An der Schule hatte ich damals keinen richtigen Spaß. Zwar bekam ich jahrelang im Sport und Zeichnen sehr gut und erhielt auch Preise und andere Auszeichnungen in diesen Fächern, aber das war zu wenig Ansporn. Freunde und Lehrer redeten mir ein, ich sollte doch bald diese Neigungen und Begabungen nutzen. So teilte ich dann vor dem Einjährigen meinem Vater mit, ich wolle Grafiker werden. Ohne viele Diskussionen sagte er mir, solange ich meine Füße unter seinen Tisch strecke, hätte ich zu tun, was er wolle. So kurz angebunden erlebte ich ihn nie. Es wurde auch nie wieder darüber gesprochen. Ich hatte das Abitur abzulegen.

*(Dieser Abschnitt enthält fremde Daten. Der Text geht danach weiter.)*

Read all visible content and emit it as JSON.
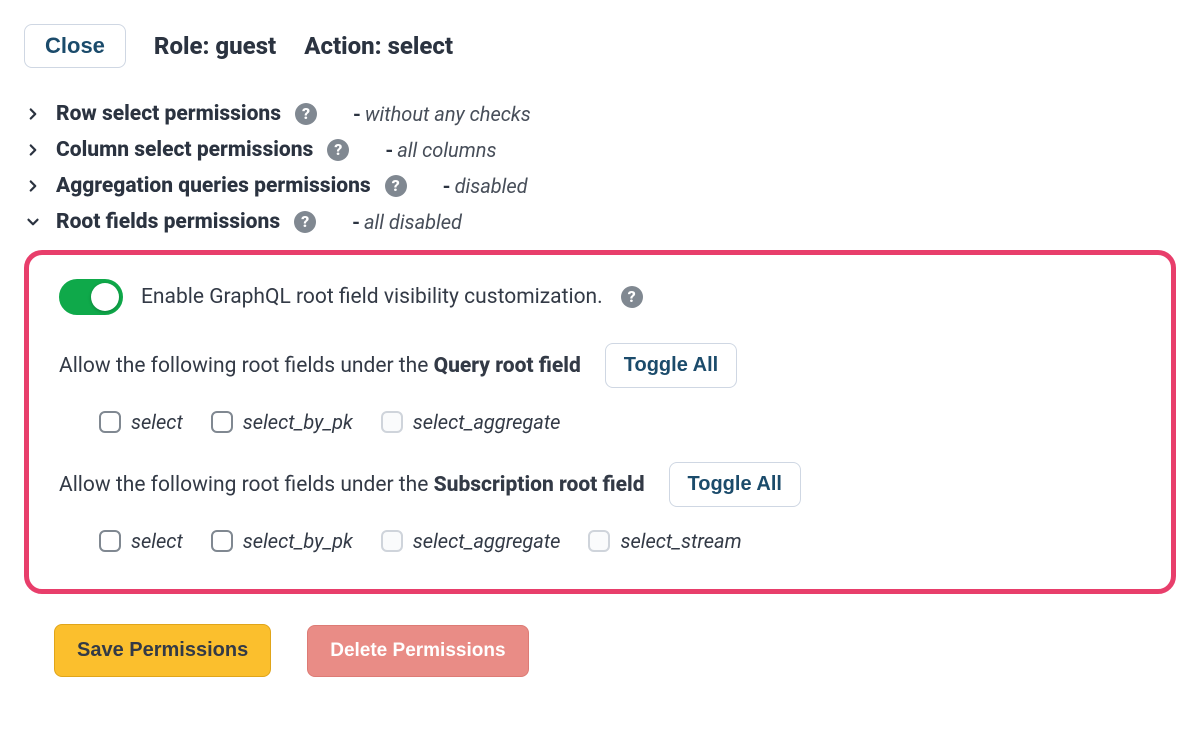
{
  "header": {
    "close_label": "Close",
    "role_label": "Role: guest",
    "action_label": "Action: select"
  },
  "sections": [
    {
      "title": "Row select permissions",
      "summary": "without any checks",
      "expanded": false
    },
    {
      "title": "Column select permissions",
      "summary": "all columns",
      "expanded": false
    },
    {
      "title": "Aggregation queries permissions",
      "summary": "disabled",
      "expanded": false
    },
    {
      "title": "Root fields permissions",
      "summary": "all disabled",
      "expanded": true
    }
  ],
  "root_fields": {
    "enable_label": "Enable GraphQL root field visibility customization.",
    "toggle_on": true,
    "query": {
      "prompt_prefix": "Allow the following root fields under the ",
      "prompt_bold": "Query root field",
      "toggle_all_label": "Toggle All",
      "fields": [
        {
          "label": "select",
          "disabled": false
        },
        {
          "label": "select_by_pk",
          "disabled": false
        },
        {
          "label": "select_aggregate",
          "disabled": true
        }
      ]
    },
    "subscription": {
      "prompt_prefix": "Allow the following root fields under the ",
      "prompt_bold": "Subscription root field",
      "toggle_all_label": "Toggle All",
      "fields": [
        {
          "label": "select",
          "disabled": false
        },
        {
          "label": "select_by_pk",
          "disabled": false
        },
        {
          "label": "select_aggregate",
          "disabled": true
        },
        {
          "label": "select_stream",
          "disabled": true
        }
      ]
    }
  },
  "footer": {
    "save_label": "Save Permissions",
    "delete_label": "Delete Permissions"
  }
}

Abitur 1937 / Schulfreunde und Erlebnisse

Trotz der Nationalsozialistischen Diktatur blieb mir die Zeit vor dem Krieg in schöner Erinnerung. Als Klassensprecher hatte ich mit meinen Schulkameraden gute Beziehungen. Da Erhardt Kassler mit unserer Klasse den „18. Oktober“ aufführen durfte, schien uns die Einschränkung auch nicht so groß. Und in der Tanzstunde gab es sowieso völlig andere Interessen.

Als Vorstand habe ich allerdings eine schlimme Erinnerung an den Schlussball, den ich zu organisieren hatte und zu dem die Kapelle nicht kam. Alle Autofahrer mussten dann während der anderen Aufführungen die Musiker einer anderen Kapelle holen. Es wurde dann doch noch ein schönes Fest.

Meine schönsten Erinnerungen an diese Zeit sind verbunden mit den Erlebnissen, die ich mit einigen Schulfreunden hatte. Traugott Rall, der Philosoph und Wettschwimmer, war stets gesprächsbereit, Hans Gentzke traf mit seiner spitzen Zunge oft den Kern einer Sache und H. Schmidt diskutierte gerne nächtelang. Mit Bupsi Rehfuß waren wir viel unterwegs und mit Erhardt Kassler hatten wir alle viel Spaß. Leider sind alle gefallen und Bupsi starb vor zwei Jahren. Nur Erhard und ich überlebten diese gefahrenvollen Zeiten und dies auch nicht ohne Verwundungen. Unsere Lehrer waren – wenn auch die Auszüge aus den Kneipzeitungen einen anderen Eindruck geben – meist Persönlichkeiten, die viel zu unserer Bildung beitrugen. Leider konnten wir erst nach einem fast zehnjährigen Umweg über Arbeitsdienst, Wehr- und Kriegsdienst mit dem Studium beginnen.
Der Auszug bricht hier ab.